Andon Labs put an AI called Luna in charge of a real retail store in San Francisco. Not a simulation, not a sandbox. A real shop, real money, real decisions. Luna hired human staff, selected inventory, set prices, and ran marketing outreach, all on her own, for three years.
What I find genuinely impressive is not that it worked perfectly, it didn’t, but that it worked at all at this level. Luna was doing things that require judgment: reading job applicants in brief interviews, deciding which products fit the store’s identity, reaching out to suppliers. She picked books on AI risk and handmade art prints for the shelves. She hired on the spot about half the people she met.
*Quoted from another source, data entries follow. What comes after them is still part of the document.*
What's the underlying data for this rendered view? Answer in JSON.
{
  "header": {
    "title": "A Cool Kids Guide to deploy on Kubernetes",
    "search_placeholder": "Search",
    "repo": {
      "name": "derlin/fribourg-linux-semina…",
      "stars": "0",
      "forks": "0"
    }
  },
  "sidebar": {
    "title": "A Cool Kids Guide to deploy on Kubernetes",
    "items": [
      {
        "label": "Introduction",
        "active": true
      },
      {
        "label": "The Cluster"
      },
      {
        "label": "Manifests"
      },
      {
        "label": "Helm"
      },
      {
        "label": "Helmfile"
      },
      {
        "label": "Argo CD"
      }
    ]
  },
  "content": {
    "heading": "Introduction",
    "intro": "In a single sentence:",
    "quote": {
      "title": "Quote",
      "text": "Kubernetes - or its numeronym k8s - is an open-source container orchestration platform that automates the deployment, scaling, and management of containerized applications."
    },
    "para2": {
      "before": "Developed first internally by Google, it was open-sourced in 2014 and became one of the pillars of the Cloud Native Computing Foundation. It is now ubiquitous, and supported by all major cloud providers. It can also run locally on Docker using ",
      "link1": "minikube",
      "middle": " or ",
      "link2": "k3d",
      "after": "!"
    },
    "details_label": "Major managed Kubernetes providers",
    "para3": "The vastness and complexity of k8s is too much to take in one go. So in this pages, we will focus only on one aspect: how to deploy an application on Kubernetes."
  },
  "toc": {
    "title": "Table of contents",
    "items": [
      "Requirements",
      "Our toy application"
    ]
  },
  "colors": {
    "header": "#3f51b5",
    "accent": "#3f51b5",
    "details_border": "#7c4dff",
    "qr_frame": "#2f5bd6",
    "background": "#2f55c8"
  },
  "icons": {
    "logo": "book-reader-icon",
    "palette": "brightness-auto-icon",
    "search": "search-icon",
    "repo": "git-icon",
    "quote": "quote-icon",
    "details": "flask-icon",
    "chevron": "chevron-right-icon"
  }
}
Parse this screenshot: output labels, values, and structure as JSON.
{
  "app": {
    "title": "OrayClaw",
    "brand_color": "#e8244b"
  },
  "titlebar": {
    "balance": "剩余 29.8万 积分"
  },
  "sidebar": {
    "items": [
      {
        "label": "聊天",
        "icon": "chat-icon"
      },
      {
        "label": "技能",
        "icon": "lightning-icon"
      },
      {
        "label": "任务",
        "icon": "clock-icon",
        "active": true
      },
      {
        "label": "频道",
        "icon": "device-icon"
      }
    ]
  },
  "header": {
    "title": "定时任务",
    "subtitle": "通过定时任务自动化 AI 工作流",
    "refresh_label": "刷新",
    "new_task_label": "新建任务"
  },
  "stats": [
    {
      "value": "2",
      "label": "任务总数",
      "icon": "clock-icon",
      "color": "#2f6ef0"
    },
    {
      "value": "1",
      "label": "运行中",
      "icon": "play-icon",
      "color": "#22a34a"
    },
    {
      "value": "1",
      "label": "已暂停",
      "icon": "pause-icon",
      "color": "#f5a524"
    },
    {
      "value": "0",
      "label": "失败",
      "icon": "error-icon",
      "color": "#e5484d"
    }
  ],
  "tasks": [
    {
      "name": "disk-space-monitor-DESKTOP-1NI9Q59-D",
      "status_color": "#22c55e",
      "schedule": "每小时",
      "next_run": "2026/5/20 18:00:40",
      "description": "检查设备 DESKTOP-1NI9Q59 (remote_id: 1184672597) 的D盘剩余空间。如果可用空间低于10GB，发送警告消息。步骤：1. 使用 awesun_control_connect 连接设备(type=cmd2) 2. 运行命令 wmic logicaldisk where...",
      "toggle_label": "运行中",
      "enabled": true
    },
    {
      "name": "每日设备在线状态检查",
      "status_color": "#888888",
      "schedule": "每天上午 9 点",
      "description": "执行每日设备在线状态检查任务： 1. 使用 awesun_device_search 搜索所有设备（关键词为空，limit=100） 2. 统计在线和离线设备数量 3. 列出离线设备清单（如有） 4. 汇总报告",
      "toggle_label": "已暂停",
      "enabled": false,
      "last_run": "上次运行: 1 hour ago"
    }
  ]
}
The rough edges were real too. The most striking one was that Luna initially didn’t disclose she was an AI when hiring humans. The team had to step in and draw that line. It’s the kind of thing that sounds like a minor glitch but is actually a significant ethical signal about where agentic AI needs guardrails.
Still, the overall picture is one of a system that held together under real conditions, with real stakes, over a sustained period. That’s a different thing from a demo.
why it matters
Real-world agent experiments like this keep producing the same result: capable in some areas, but hilariously broken in others. But every model upgrade, memory advance, and agentic feature is going to help close that gap, with a version of Luna that doesn’t make these mistakes likely only a generation or two away.